A TEENAGER has described the terror he felt as violent waves battered his fishing boat and caused it to capsize off Portland - as he paid tribute to the heroic skipper who saved his life.

Jordan Coulter and David Miller made a frantic scramble to survive after being thrown out of their boat in rough seas, and drifted around eight miles in an emergency life raft -

David having sustained a head injury - before being picked up by a Navy warship.

The pair had been out on a fishing trip near Portland Bill on Tuesday. They decided to make their way back to shore at around 8am, after about 30 minutes at sea, when conditions started turning.

Their boat - Ocean Echo - capsized after being struck by a strong wave, which threw them into the water, leaving them fearing for their lives.
Mr Coulter recalled the moment he and David were thrown into the sea and scrambled to stay alive. 

“We went out to sea and it was the same place we were at the day before”, he said. “We had a good time catching fishing and after a while, the weather started to get worse.

Dorset Echo: The boat and liferaft spotted in the water. Picture: Royal NavyThe boat and liferaft spotted in the water. Picture: Royal Navy

“We went to turn the boat to go back to the shore but as we turned, we were hit by a wave and it knocked us out of the boat.” 

Jordan, who had undergone water safety training, was able to stay afloat as he searched and waited for his skipper to surface.

A frightened Jordan said he could not see David for 60 seconds before he finally resurfaced. David and Jordan swam together as they clung onto their capsized boat. 

David found the boat’s life raft and spent several minutes trying to free the raft as he constantly checked Jordan was still afloat.

Jordan said: “He kept telling me to ‘hold on' and 'don't let go'. He saved my life and kept me calm. 

“Every time there was a wave coming, he was telling me to not to let go of the boat.” 
After spending several minutes in the water, David was able to get the life raft and helped Jordan onto it.

The pair spotted the nearby HMS Westminster and used multiple smoke bombs and flares in a bid to get the ship’s attention. 

Jordan said: “We had seen the warship and we were trying to get its attention. We shot flares into the air and used smoke bombs but they were getting blown into the wind so they could not see them. 

Dorset Echo: David Miller (left) with Jordan Coulter (right).David Miller (left) with Jordan Coulter (right).

“We fired our last flare and it thankfully got their attention.” 

The Royal Navy said HMS Westminster, a Type 23 frigate, covered five miles in 15 minutes to reach the vessel in ‘heavy weather and confused seas’ and deployed a boat to rescue the pair.
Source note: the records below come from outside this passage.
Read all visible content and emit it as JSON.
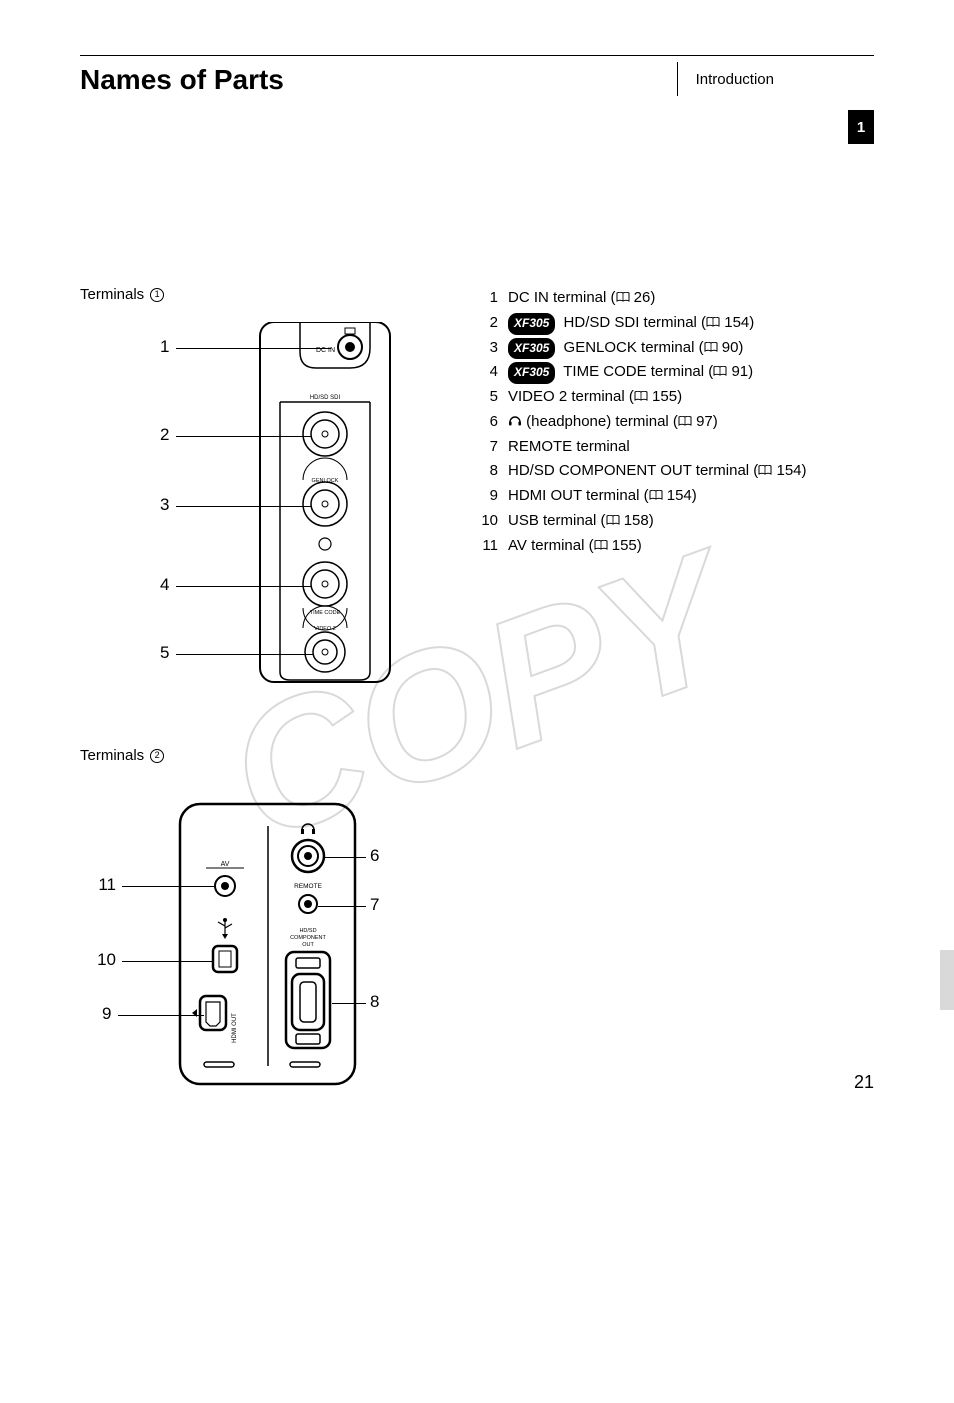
{
  "header": {
    "title": "Names of Parts",
    "section": "Introduction",
    "chapter": "1"
  },
  "watermark_text": "COPY",
  "section1": {
    "label": "Terminals",
    "number": "1"
  },
  "section2": {
    "label": "Terminals",
    "number": "2"
  },
  "diagram1": {
    "callouts": [
      "1",
      "2",
      "3",
      "4",
      "5"
    ],
    "labels": {
      "dcin": "DC IN",
      "sdi": "HD/SD SDI",
      "genlock": "GENLOCK",
      "timecode": "TIME CODE",
      "video2": "VIDEO 2"
    }
  },
  "diagram2": {
    "left": [
      "11",
      "10",
      "9"
    ],
    "right": [
      "6",
      "7",
      "8"
    ],
    "labels": {
      "av": "AV",
      "remote": "REMOTE",
      "comp": "HD/SD\nCOMPONENT\nOUT",
      "hdmi": "HDMI OUT"
    }
  },
  "terminals": [
    {
      "num": "1",
      "model": null,
      "name": "DC IN terminal",
      "page": "26"
    },
    {
      "num": "2",
      "model": "XF305",
      "name": "HD/SD SDI terminal",
      "page": "154"
    },
    {
      "num": "3",
      "model": "XF305",
      "name": "GENLOCK terminal",
      "page": "90"
    },
    {
      "num": "4",
      "model": "XF305",
      "name": "TIME CODE terminal",
      "page": "91"
    },
    {
      "num": "5",
      "model": null,
      "name": "VIDEO 2 terminal",
      "page": "155"
    },
    {
      "num": "6",
      "model": null,
      "icon": "headphone",
      "name": "(headphone) terminal",
      "page": "97"
    },
    {
      "num": "7",
      "model": null,
      "name": "REMOTE terminal",
      "page": null
    },
    {
      "num": "8",
      "model": null,
      "name": "HD/SD COMPONENT OUT terminal",
      "page": "154"
    },
    {
      "num": "9",
      "model": null,
      "name": "HDMI OUT terminal",
      "page": "154"
    },
    {
      "num": "10",
      "model": null,
      "name": "USB terminal",
      "page": "158"
    },
    {
      "num": "11",
      "model": null,
      "name": "AV terminal",
      "page": "155"
    }
  ],
  "page_number": "21",
  "colors": {
    "text": "#000000",
    "bg": "#ffffff",
    "watermark": "#d9d9d9",
    "tab": "#d9d9d9",
    "badge_bg": "#000000",
    "badge_fg": "#ffffff"
  }
}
David, who had taken a blow to his head, was subsequently transferred to Dorset County Hospital by a Coastguard helicopter while Jordan was medically assessed and taken ashore. 

Jordan was desperate to see David, a man his father has known for more than 30 years, to thank him for saving his life. 

He said: “I wanted to see him in the hospital but we couldn’t because we were unable to mix in wards.

“I saw him on Wednesday where we had a hug and how thankful we are to still be here and alive. 

“He saved my life. He did not care about himself, he just wanted to make sure I was OK in the water.

"He is my hero.”

Jordan’s father, Graham Coulter, paid a tribute to his friend, adding: “I would like to thank David for his heroic efforts to bring my son home safe and for the work of the emergency services and Royal Navy to rescue them.”

A coastguard helicopter, RNLI lifeboat, coastguard rescue team and a Royal Navy warship all responded to the incident. 

A spokesman for the RNLI said: "One of the fishing crew had sustained a head injury so with the Coastguard helicopter on scene, he was airlifted from the lifeboat and transferred to Dorset County Hospital.

"The other casualty was taken back to Weymouth lifeboat station where he was handed into the care of the ambulance service."
Portland Bill and Wyke Coastguard Rescue Teams assisted rescue teams on land.

A South Western Ambulance Service spokesman said: "We were called at 9.01am to attend the lifeboat station at Weymouth following reports of an upturned vessel. One patient was transported to hospital by coastguard helicopter. We treated a second patient and transported them to hospital by land."